誰がため、何のためのサッカーか。ジュニアサッカー取材備忘録
2019年09月04日
育成/環境サッカーの成長は社会に通じるものになるべき
そして、前述した二つの評価基準に大きく関わり、私自身が最も大切にしているものは「心の部分」だ。
たとえ、サッカーの基本的なプレーメカニズムをうまく表現できていたとしても、その選手が、例えば好奇心を抱いて試合に参加していなければ「うまい」とは評価しない。なぜならサッカー選手として心の部分を内包していなければ、主体性を持ちながら周囲との関係を築いて成長できないからだ。
私は、サッカーでの成長は「社会とのつながり」が深く関係していかなければ意味がないと思っている。でも、日本の育成指導者の中には「自分が上を目指しているから、子どもも上を目指そう」と、結果的に強要する形になっている人たちがたくさんいる。それは子どもをサポートしたい保護者にも同様なことが言える。みんな「プレヤーズ・ファースト」と口にしながら自分目線に子どもを合わせようと必死だ。
「こうやったほうがうまくなる」
「こうやったほうが勝てる」
「考える力を身につけろ」…etc
子どもが成長するために投げかけている言葉そのものはアドバイスなのだろう。しかし、どの言葉にも共通することは「子ども目線に立っていない」こと。もし自分が子どもだったら、これらの言葉を投げかけられて「心が揺さぶられる」だろうか? 私は「心が人間を機能させる」と考えている。だから、子どもたちの中の「うまくなりたい」、「勝ちたい」と思うスイッチが入らなければ、人形に言葉を発しているのと変わらない。
たとえ、「こうやったほうがうまくなる」、「こうやったほうが勝てる」と指導者や保護者がわかっていたとしても、プレヤーズ・ファーストをうたうのならば、そこに至る過程のすべてを選択し決定するのは子どもに全権があることを理解していなければならない。そうすれば、言葉の投げかけ方は自然に子ども目線になる。

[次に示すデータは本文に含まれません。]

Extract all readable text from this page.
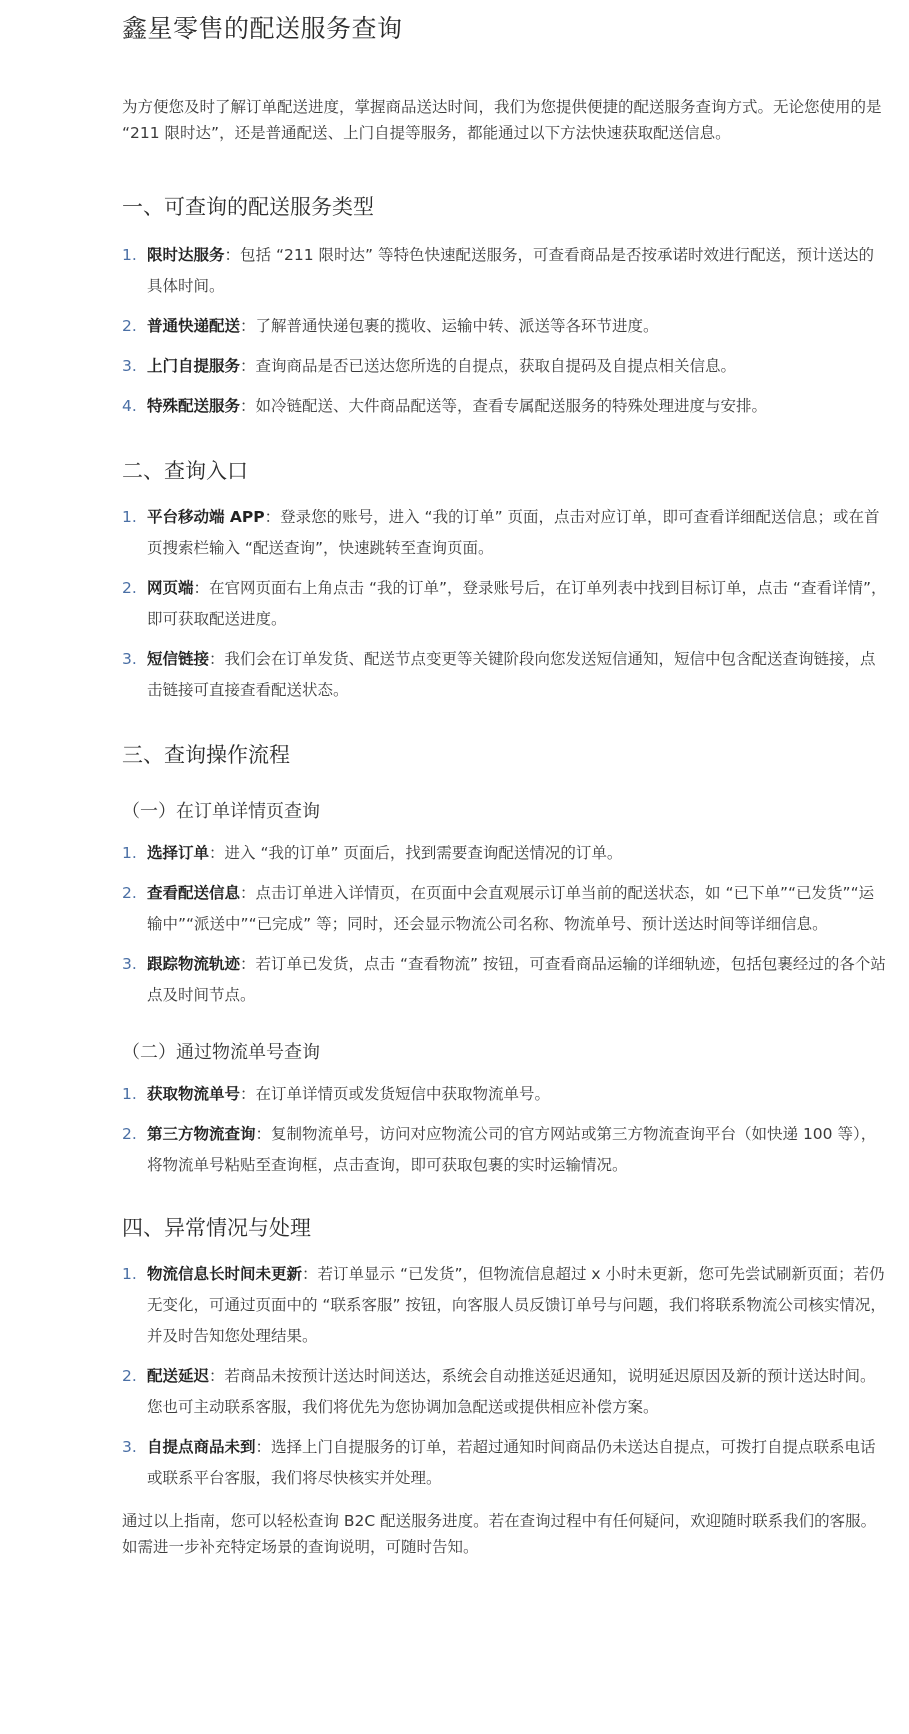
鑫星零售的配送服务查询

为方便您及时了解订单配送进度，掌握商品送达时间，我们为您提供便捷的配送服务查询方式。无论您使用的是 “211 限时达”，还是普通配送、上门自提等服务，都能通过以下方法快速获取配送信息。

一、可查询的配送服务类型
1. 限时达服务：包括 “211 限时达” 等特色快速配送服务，可查看商品是否按承诺时效进行配送，预计送达的具体时间。
2. 普通快递配送：了解普通快递包裹的揽收、运输中转、派送等各环节进度。
3. 上门自提服务：查询商品是否已送达您所选的自提点，获取自提码及自提点相关信息。
4. 特殊配送服务：如冷链配送、大件商品配送等，查看专属配送服务的特殊处理进度与安排。
二、查询入口
1. 平台移动端 APP：登录您的账号，进入 “我的订单” 页面，点击对应订单，即可查看详细配送信息；或在首页搜索栏输入 “配送查询”，快速跳转至查询页面。
2. 网页端：在官网页面右上角点击 “我的订单”，登录账号后，在订单列表中找到目标订单，点击 “查看详情”，即可获取配送进度。
3. 短信链接：我们会在订单发货、配送节点变更等关键阶段向您发送短信通知，短信中包含配送查询链接，点击链接可直接查看配送状态。
三、查询操作流程
（一）在订单详情页查询
1. 选择订单：进入 “我的订单” 页面后，找到需要查询配送情况的订单。
2. 查看配送信息：点击订单进入详情页，在页面中会直观展示订单当前的配送状态，如 “已下单”“已发货”“运输中”“派送中”“已完成” 等；同时，还会显示物流公司名称、物流单号、预计送达时间等详细信息。
3. 跟踪物流轨迹：若订单已发货，点击 “查看物流” 按钮，可查看商品运输的详细轨迹，包括包裹经过的各个站点及时间节点。
（二）通过物流单号查询
1. 获取物流单号：在订单详情页或发货短信中获取物流单号。
2. 第三方物流查询：复制物流单号，访问对应物流公司的官方网站或第三方物流查询平台（如快递 100 等），将物流单号粘贴至查询框，点击查询，即可获取包裹的实时运输情况。
四、异常情况与处理
1. 物流信息长时间未更新：若订单显示 “已发货”，但物流信息超过 x 小时未更新，您可先尝试刷新页面；若仍无变化，可通过页面中的 “联系客服” 按钮，向客服人员反馈订单号与问题，我们将联系物流公司核实情况，并及时告知您处理结果。
2. 配送延迟：若商品未按预计送达时间送达，系统会自动推送延迟通知，说明延迟原因及新的预计送达时间。您也可主动联系客服，我们将优先为您协调加急配送或提供相应补偿方案。
3. 自提点商品未到：选择上门自提服务的订单，若超过通知时间商品仍未送达自提点，可拨打自提点联系电话或联系平台客服，我们将尽快核实并处理。

通过以上指南，您可以轻松查询 B2C 配送服务进度。若在查询过程中有任何疑问，欢迎随时联系我们的客服。如需进一步补充特定场景的查询说明，可随时告知。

長年、ジュニア年代を中心に取材活動をしていて「特権だな」と思うことがたった一つだけある。それは、FCバルセロナ、FCバイエルン・ミュンヘン、パルメイラス、スポルティングCP、レアル・マドリード、アトレティコ・マドリードなど、世界の名門クラブの育成指導者たちと直接話ができることだ。これがトップチームの監督やコーチならほぼ不可能に近い。そして、その名門クラブの育成指導者たちが口をそろえて言う共通の言葉がある。
「子どものアイディアを大切にしている」
「プレーを選択するのはすべて子どもたちだ」
つまり、子どもたちが答えに至る過程に一切口出ししない。「なぜ日本の子どもたちのプレーには多様性がないのか」と考えたことがあるだろうか? それは答えに至る過程にまで指導者や保護者が口出ししているからだ。それは社会にも起因している。例えば、算数の教科書には四則計算の例題として次のように記載してある。ただし小学生向けの算数本を作ったこともあるので、「少しずつ変わってきている」のをわかっていることは誤解されないように補足しておく。
21+3=□
欧米では、下記のように過程が空欄になっている。学年が上がると「+」「−」「×」「÷」すら考えさせるとも聞いたことがある。
△+○=24
単純に、どちらが子どもの心を揺さぶるだろうか? サッカーにおいて大切なのは、答えを知ることではない。答えにたどり着く過程で、自分がどう考え、行動し、失敗や成功を繰り返したか。それが大事で、それが社会に通じていくものになるのではないだろうか。うまい下手、勝った負けたで得られるすべてを否定するつもりはないが、ジュニア年代においてはそういうことが選手の成長の弊害になることがあることも知っておかなければならない。そして、それがジュニアユースに上がると消える原因の一つになっている。
みんな「プロを目指せ」というが、プロになった選手も引退後は社会の中でサッカー外の人たちと仕事をしながら生活していく。だから、私は「サッカーの成長は社会の中でも通用するものにならなければ意味がない」と思っている。イングランドでは、サッカー選手を構成する4つの要素の一つに「社会性」という項目がある。
ぜひ一度、子どもが「何のためにサッカーをするのか」ということを見つめてほしい。